Furthermore, "most states have enacted legislation authorizing the issuance of tax increment bonds, and increasing numbers of states are issuing them," the agency says.

Such bonds, also known as tax allocation debt, are secured by property tax revenues generated by redevelopment efforts. The activity generally involves efforts to spark urban renewal in blighted areas.

Despite economic downturns in Some areas, most tax increment districts rated by Standard & Poor's have largely been unaffected because they "contain enough incremental taxable value to comfortably cover debt service," the report says.

"Unforeseen legislative changes, however, pose the greater problem for tax increment credit quality," the rating agency says.

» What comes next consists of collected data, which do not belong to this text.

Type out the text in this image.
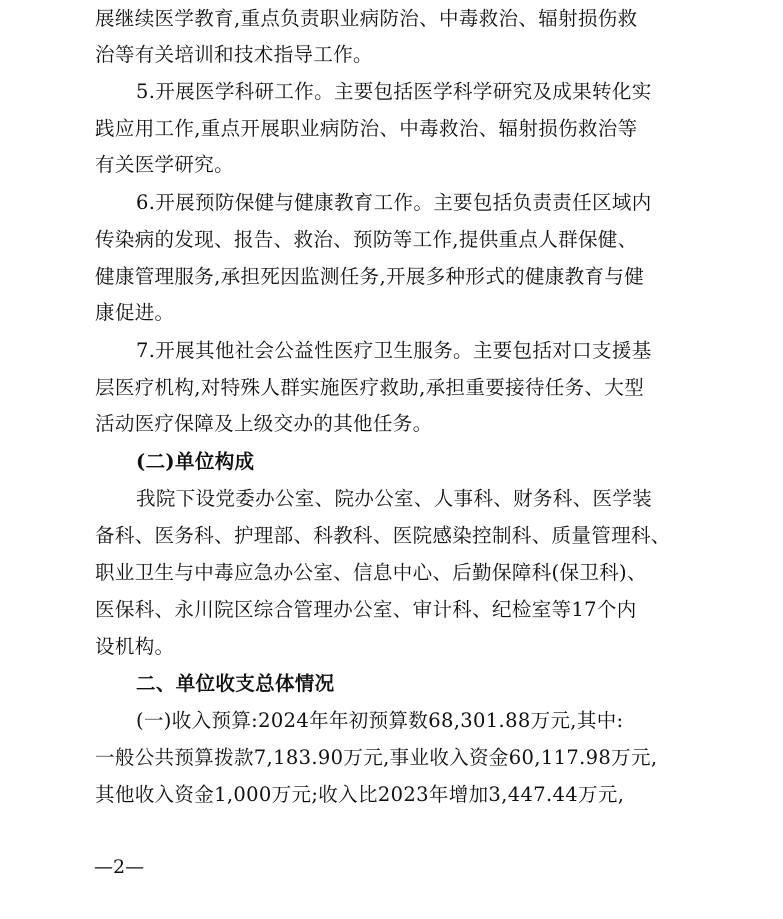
展继续医学教育,重点负责职业病防治、中毒救治、辐射损伤救
治等有关培训和技术指导工作。
5.开展医学科研工作。主要包括医学科学研究及成果转化实
践应用工作,重点开展职业病防治、中毒救治、辐射损伤救治等
有关医学研究。
6.开展预防保健与健康教育工作。主要包括负责责任区域内
传染病的发现、报告、救治、预防等工作,提供重点人群保健、
健康管理服务,承担死因监测任务,开展多种形式的健康教育与健
康促进。
7.开展其他社会公益性医疗卫生服务。主要包括对口支援基
层医疗机构,对特殊人群实施医疗救助,承担重要接待任务、大型
活动医疗保障及上级交办的其他任务。
(二)单位构成
我院下设党委办公室、院办公室、人事科、财务科、医学装
备科、医务科、护理部、科教科、医院感染控制科、质量管理科、
职业卫生与中毒应急办公室、信息中心、后勤保障科(保卫科)、
医保科、永川院区综合管理办公室、审计科、纪检室等17个内
设机构。
二、单位收支总体情况
(一)收入预算:2024年年初预算数68,301.88万元,其中:
一般公共预算拨款7,183.90万元,事业收入资金60,117.98万元,
其他收入资金1,000万元;收入比2023年增加3,447.44万元,
—2—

Tax reform efforts in states such as Oregon and Michigan "have proved problematic for some tax increment districts," notes Standard & Poor's, which recently placed two local Michigan authorities on CreditWatch with negative implications because of the fallout from school finance reform in that state.

In Oregon, meanwhile, the Measure 5 tax-cutting initiative affects tax increment bonds because they must live within lower tax limits, based on state court decisions.

However, Standard & Poor's analysis shows that "tax increment bonds in Oregon carry enough debt service coverage and enough tax rate flexibility under the cap to avoid rating downgrades. Nevertheless, the initiative severely limits future tax levy growth."

The many tax increment districts in Colorado, meanwhile, "probably will not be affected by the [Amendment 11 initiative as it does not cut tax rates directly, but merely slows tax levy growth," the report says. "Over time, this may lead to slightly lower tax rates in some fast-growing jurisdictions if an overlapping tax entity had to lower its tax rate to keep its total levy constant."

Tax increment growth is particularly prevalent in the Midwest, and economic growth in the Rocky Mountain area "has been a boon" to tax increment districts in Idaho; Utah, and Colorado, Standard & Poor's notes.

California, however, continues to account for the bulk of tax increment bonding. California's major redevelopment reform legislation takes effect on Jan. 1, 1994, and "will certainly change many of the rules and regulations followed by local redevelopment agencies," the report says.

But the changes "should have little or no effect" on tax allocation bond ratings because they mainly pertain to "how California redevelopment agencies do business," the report says.

Tax appeals tied to the state's declining property values have posed some uncertainty, but "it appears that vacancy rates are beginning to decline and most of the major tax appeals are near settlement," the report says.

Regarding general national trends, "tax increment bond volume may decline next year due to issuance restrictions, slow assessed valuation growth, and fewer refundings," Standard & Poor's says. "However, many cities in California and elsewhere have no real bonding alternative for redevelopment purposes. This should help keep issuance alive."